Kavanaugh has been, by any measure, far more dishonest. In his initial testimony, Kavanaugh misled senators as to his knowledge of receiving documents stolen from Democratic committee staff during Bush-era judicial confirmation battles, Bush-era warrantless-wiretapping and torture policies, his role in the nominations of William Pryor and Charles Pickering to the federal bench, his views on Roe v. Wade, and, in an exchange with Senator Kamala Harris, his familiarity with Kasowitz Benson Torres, a law firm that has represented Trump. In his Thursday testimony, Kavanaugh insisted that he had never drunk alcohol to the point of blacking out despite an email in which he jokes about not being able to recall a blown dice game with friends, and that a cruel reference to a woman in his high-school yearbook was merely about them being friends.

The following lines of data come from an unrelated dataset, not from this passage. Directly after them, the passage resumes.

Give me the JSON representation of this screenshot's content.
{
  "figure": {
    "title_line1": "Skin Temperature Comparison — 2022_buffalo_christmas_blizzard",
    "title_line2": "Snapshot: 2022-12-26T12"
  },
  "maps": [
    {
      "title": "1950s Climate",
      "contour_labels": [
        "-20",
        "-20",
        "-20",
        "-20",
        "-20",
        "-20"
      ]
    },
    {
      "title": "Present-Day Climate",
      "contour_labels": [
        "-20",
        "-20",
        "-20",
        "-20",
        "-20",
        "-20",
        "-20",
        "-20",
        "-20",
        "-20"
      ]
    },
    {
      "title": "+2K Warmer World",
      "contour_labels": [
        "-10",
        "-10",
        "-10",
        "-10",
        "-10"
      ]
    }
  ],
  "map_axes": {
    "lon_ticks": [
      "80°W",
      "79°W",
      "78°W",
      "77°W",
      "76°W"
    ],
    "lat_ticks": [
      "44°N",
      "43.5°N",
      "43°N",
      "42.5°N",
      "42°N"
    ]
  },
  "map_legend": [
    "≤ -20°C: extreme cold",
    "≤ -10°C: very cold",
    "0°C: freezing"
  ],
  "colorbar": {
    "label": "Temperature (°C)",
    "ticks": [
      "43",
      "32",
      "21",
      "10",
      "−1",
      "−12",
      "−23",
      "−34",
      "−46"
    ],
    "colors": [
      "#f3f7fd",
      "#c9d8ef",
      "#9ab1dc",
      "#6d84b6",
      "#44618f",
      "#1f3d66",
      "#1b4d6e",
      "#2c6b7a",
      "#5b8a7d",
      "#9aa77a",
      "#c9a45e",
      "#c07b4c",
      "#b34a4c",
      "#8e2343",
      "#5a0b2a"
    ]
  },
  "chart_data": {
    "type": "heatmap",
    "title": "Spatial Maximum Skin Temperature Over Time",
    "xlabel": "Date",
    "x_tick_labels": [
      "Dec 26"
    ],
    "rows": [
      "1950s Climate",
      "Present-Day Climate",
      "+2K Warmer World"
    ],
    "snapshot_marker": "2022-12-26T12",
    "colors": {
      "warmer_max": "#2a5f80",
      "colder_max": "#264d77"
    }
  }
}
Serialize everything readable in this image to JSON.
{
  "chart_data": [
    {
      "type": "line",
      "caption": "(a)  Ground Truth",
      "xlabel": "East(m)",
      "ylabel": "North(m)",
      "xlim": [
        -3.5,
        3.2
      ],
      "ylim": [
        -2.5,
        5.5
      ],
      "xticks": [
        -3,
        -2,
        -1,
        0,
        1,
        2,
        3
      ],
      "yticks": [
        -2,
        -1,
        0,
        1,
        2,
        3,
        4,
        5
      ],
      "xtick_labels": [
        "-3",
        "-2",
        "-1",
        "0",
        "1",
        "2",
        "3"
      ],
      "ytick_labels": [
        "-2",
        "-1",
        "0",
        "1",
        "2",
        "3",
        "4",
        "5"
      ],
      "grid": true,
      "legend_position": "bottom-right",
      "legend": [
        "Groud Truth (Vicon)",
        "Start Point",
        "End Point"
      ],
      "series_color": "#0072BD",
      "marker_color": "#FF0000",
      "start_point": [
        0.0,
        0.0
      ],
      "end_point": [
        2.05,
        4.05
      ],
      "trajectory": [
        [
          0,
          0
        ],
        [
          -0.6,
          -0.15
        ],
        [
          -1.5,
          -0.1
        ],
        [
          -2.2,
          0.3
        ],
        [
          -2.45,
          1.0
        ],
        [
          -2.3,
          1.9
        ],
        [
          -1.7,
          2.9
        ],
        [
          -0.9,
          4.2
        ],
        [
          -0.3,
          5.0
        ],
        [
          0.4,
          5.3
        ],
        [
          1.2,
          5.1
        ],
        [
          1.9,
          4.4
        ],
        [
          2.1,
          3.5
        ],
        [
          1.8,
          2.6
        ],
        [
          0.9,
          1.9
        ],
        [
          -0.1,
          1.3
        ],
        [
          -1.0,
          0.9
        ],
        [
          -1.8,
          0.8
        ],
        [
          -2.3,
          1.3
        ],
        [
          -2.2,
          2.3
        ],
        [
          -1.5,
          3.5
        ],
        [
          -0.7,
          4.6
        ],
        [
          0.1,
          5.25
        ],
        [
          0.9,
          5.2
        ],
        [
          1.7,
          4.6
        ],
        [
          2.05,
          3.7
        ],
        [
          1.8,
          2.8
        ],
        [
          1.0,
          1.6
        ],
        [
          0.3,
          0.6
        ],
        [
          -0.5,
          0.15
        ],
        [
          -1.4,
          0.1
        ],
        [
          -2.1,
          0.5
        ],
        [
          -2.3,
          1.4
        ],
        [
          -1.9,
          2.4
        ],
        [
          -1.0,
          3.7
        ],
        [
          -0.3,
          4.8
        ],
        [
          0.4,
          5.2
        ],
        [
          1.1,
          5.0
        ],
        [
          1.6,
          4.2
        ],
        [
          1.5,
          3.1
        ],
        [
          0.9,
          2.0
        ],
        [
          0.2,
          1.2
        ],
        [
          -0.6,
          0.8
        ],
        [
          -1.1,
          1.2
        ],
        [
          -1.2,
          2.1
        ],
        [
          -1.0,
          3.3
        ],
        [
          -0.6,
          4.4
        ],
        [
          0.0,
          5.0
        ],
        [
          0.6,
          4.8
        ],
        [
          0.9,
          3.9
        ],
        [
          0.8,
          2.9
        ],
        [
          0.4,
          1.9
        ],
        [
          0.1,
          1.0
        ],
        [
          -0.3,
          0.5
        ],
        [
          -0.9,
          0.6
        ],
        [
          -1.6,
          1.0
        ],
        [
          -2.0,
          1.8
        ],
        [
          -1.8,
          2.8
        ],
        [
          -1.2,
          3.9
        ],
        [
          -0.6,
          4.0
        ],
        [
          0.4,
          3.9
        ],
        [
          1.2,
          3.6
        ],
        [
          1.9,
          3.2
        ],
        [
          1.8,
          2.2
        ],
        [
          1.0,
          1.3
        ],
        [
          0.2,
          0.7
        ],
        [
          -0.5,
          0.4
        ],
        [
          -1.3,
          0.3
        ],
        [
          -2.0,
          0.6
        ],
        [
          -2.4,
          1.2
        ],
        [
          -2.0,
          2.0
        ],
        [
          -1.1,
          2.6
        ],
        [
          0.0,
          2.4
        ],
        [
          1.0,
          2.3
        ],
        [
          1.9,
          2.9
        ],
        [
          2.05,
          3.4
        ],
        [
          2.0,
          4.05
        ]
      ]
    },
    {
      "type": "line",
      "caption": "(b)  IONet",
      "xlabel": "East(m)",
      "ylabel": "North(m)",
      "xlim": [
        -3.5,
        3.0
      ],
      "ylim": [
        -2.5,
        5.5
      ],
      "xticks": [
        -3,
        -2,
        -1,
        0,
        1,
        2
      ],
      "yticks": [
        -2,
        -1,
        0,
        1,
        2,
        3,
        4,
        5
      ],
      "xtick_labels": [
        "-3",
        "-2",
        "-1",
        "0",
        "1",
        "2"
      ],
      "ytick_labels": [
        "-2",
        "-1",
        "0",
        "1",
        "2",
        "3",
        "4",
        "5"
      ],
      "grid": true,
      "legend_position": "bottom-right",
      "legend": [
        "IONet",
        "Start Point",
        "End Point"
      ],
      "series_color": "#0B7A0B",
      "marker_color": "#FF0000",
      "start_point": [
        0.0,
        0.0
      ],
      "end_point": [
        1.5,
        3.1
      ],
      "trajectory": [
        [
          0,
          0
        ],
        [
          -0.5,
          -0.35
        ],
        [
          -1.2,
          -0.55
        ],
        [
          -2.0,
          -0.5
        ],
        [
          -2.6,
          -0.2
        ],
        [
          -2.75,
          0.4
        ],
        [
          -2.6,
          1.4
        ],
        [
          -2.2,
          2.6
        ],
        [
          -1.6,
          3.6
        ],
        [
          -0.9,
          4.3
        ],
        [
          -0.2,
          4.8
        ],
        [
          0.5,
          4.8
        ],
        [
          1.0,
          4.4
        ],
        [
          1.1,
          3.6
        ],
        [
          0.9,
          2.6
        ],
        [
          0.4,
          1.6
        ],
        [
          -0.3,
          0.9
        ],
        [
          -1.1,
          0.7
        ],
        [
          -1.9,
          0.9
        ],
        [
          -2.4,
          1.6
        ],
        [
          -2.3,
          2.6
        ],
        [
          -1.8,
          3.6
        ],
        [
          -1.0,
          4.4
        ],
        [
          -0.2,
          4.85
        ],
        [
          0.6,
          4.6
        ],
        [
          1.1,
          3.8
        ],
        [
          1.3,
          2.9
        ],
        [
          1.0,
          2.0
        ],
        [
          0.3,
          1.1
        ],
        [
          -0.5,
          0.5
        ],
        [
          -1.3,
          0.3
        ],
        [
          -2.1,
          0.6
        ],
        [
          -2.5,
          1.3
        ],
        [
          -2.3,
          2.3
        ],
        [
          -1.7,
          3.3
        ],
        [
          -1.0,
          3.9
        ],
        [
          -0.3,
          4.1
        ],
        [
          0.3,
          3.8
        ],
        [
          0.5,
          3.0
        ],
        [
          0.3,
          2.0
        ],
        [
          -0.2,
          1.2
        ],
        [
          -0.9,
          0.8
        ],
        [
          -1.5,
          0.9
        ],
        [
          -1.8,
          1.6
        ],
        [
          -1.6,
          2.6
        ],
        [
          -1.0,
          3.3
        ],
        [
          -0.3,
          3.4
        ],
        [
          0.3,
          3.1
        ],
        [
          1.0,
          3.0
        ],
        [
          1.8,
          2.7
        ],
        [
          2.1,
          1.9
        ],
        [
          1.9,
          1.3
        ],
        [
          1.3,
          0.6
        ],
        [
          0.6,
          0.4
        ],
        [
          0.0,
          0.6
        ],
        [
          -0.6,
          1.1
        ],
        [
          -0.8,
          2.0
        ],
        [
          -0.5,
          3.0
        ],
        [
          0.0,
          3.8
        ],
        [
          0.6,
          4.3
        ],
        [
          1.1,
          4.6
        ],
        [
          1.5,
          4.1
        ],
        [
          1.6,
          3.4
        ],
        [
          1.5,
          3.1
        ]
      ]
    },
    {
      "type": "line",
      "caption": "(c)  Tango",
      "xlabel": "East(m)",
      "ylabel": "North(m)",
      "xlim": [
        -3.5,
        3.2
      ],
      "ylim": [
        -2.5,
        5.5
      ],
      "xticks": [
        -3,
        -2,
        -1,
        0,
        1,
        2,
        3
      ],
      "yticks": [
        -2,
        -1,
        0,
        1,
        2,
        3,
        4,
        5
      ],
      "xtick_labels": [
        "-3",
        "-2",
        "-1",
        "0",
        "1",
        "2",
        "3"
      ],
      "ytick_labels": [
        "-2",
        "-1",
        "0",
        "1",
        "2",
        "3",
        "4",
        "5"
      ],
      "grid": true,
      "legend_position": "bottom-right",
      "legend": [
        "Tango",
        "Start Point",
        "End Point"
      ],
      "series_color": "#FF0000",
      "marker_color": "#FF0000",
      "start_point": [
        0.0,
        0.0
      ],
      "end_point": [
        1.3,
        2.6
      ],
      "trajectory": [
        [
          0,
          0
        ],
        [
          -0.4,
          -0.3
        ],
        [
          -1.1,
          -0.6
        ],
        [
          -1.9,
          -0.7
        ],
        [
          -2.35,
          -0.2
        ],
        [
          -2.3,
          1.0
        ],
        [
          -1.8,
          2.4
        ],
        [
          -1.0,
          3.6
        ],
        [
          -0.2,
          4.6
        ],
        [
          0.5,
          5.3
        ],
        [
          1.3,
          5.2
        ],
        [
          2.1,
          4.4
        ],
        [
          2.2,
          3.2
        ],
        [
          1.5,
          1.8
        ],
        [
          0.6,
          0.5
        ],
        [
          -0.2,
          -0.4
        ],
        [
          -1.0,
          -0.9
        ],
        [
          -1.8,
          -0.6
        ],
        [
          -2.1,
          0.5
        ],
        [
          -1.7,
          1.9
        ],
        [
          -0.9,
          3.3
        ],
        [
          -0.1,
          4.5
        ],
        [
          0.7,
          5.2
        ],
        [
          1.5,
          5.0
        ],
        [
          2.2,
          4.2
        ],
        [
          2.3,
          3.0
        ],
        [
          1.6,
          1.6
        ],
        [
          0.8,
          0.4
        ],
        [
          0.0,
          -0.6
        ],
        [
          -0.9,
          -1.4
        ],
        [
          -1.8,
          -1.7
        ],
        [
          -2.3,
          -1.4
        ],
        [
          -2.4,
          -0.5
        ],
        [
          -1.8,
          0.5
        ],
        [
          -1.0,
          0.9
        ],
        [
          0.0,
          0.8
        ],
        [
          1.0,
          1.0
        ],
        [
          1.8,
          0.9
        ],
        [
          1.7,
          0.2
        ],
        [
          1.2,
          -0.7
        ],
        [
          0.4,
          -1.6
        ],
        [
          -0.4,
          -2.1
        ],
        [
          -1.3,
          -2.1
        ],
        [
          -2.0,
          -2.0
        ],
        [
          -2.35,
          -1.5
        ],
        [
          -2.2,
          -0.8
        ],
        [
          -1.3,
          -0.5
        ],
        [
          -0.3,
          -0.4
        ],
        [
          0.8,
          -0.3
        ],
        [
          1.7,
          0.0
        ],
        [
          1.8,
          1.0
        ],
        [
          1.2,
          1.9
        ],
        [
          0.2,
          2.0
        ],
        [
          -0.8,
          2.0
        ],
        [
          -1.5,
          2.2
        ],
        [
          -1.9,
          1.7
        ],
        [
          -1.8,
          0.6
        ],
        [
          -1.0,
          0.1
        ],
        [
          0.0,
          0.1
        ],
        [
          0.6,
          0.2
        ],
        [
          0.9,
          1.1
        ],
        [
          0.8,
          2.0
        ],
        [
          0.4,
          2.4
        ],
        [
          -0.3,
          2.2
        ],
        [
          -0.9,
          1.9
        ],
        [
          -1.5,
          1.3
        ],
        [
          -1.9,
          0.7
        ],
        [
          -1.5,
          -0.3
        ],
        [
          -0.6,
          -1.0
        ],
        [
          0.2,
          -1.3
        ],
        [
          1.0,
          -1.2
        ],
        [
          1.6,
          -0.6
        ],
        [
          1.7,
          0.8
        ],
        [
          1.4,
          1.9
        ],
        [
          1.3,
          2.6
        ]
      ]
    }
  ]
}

Only Kavanaugh, Judge, and Ford know for certain what happened decades ago, but Kavanaugh has shown a penchant for fibs and misleading statements even while under oath.

The most important lie that Kavanaugh told, however, was in his initial testimony. Echoing Thomas’s broken promise to avoid ideology as a judge, Kavanaugh initially proclaimed that “as Justice Kennedy showed us, a judge must be independent, not swayed by public pressure … The Supreme Court must never be viewed as a partisan institution. The justices on the Supreme Court do not sit on opposite sides of an aisle. They do not caucus in separate rooms. If confirmed to the Court, I would be part of a team of nine, committed to deciding cases according to the Constitution and laws of the United States. I would always strive to be a team player on the team of nine.”

On Thursday however, Kavanaugh made his partisan inclinations clear. “This whole two-week effort has been a calculated and orchestrated political hit, fueled with apparent pent-up anger about President Trump and the 2016 election,” Kavanaugh testified, blaming “fear that has been unfairly stoked about my judicial record, revenge on behalf of the Clintons, and millions of dollars in money from outside left-wing opposition groups.” He added a threat for good measure, warning his critics that “what goes around comes around.” It was yet another echo of Thomas. “While there were intermittent rumors that he might step down long before retirement age,” Mayer and Abramson wrote, “Thomas himself vowed on the day of his confirmation, at the age of forty-three, that he intended to spend the next forty-three years of his life as a Supreme Court justice. It would take that long, he told friends, to get even.”

By Kavanaugh’s own standard, he is incapable of sitting on the Court. While justices are in practice often partisan actors, hewing closely to one party’s preferred outcome in big cases, they understand their own role as impartial jurists interpreting the law and the Constitution. Kavanaugh’s characterization of the charges against him as a left-wing revenge plot shows that the illusion is not one he even cares to maintain. There is no case that might come before the Court involving partisan interests in which Kavanaugh could be impartial. Kavanaugh himself told us so.

The Democrats, as in Thomas’s day, are weak and feckless. Senate Minority Leader Chuck Schumer has, as of yet, been unable to unite his caucus against Kavanaugh’s confirmation. His minority whip, Dick Durbin, has publicly lamented the removal of chamber rules that, had they not been changed, would have granted Trump even more judicial vacancies to fill than he has today. The successful Republican effort to block the appointment of Merrick Garland to the Supreme Court, and their elevation of Kavanaugh, shows that the GOP views the Supreme Court as simply another vehicle for partisan interests. The Republican Party feels no need to serve any civil obligations, only to pursue its own ideological objectives. Until Democrats view the Court in similar terms, they will continue to lose.

The lesson of the Trump era, since his nomination for president, has been that Republicans will pay no political price for the shattering of rules or norms, or for disregarding common decency, because the Democrats are unwilling or unable to extract one. As long as this is the case, Republicans have no reason to respect any of those things. If Republicans pay a price for confirming Kavanaugh, it will only be because the American electorate has had enough.